Aux États-Unis aucune directive n’est nécessaire pour créer un marché concurrentiel de l’électricité : le marché est déjà très concurrentiel. Les erreurs réglementaires, tels que les contrôles de prix qui avaient entrainé les coupures en Californie, ont été supprimées.
Selon le Département américain de l’énergie, la diffusion de l’investissement dans le secteur de l’électricité se répartit à hauteur de 60% dans les centrales électriques, 30% dans la distribution, et 10% dans le transport. Il y a 3100 unités électriques ; 213 sociétés privées qui alimentent en courant 73% des clients alors que 2.000 entreprises publiques et 930 coopératives d’électricité approvisionnent les 27% de clients restants. La plus grande part du secteur américain de l’électricité est de loin détenue par le privé, y compris la production, le transport d’électricité haute tension, et la distribution d’électricité basse tension aux usagers. Le North American Electric Reliability Council, un organisme à but non lucratif élu par les opérateurs, assure le maintien de l’intégrité des réseaux d’électricité liés des États-Unis, du Canada et de la partie nord du Mexique.

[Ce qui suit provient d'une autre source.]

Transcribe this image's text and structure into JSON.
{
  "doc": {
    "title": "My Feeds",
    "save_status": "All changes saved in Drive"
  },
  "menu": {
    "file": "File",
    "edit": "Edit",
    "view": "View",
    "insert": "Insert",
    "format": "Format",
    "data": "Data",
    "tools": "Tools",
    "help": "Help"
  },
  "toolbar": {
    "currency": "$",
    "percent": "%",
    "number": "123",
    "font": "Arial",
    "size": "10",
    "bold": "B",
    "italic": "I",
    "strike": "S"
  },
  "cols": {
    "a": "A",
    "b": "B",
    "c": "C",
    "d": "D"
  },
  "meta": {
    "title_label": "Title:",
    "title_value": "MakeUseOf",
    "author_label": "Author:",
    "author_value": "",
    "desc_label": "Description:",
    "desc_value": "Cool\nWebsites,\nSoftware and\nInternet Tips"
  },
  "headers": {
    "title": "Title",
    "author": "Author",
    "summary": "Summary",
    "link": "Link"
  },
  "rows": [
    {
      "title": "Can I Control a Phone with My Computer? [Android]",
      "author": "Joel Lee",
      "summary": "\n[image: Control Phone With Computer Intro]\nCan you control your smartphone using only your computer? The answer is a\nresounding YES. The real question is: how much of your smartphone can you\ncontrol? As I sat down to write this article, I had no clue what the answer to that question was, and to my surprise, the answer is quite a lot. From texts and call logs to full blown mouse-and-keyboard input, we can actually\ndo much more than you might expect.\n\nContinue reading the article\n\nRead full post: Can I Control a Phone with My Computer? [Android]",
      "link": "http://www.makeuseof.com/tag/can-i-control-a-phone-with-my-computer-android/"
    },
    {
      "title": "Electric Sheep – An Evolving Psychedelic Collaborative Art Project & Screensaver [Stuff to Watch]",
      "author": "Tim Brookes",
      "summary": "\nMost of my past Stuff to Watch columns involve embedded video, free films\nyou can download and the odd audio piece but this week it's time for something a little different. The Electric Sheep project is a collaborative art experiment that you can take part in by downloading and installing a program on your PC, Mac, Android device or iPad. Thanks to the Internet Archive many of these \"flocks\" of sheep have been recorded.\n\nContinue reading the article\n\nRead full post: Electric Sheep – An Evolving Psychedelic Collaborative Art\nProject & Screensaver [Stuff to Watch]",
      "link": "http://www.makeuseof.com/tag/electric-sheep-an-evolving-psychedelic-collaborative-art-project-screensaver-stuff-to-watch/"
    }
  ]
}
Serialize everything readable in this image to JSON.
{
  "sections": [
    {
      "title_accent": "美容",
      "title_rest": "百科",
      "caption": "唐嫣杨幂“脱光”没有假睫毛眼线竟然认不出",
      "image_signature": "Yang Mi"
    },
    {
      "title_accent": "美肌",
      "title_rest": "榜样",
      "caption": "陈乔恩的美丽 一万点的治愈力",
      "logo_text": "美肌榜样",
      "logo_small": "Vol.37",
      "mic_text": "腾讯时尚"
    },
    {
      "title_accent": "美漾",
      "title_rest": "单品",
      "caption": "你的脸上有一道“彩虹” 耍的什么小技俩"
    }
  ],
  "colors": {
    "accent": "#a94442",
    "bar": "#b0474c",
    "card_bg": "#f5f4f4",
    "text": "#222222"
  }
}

Ce qui devrait intéresser les Sud-Africains est qu’aucune partie de la production, de transport et de distribution d’électricité ne devrait être considérée comme un monopole naturel. En fait, dans l’intérêt des consommateurs, tous les aspects de la fourniture d’électricité devrait faire l’objet d’une concurrence ouverte. Être dépendant d’une entité unique ne garantit pas la sécurité d’approvisionnement.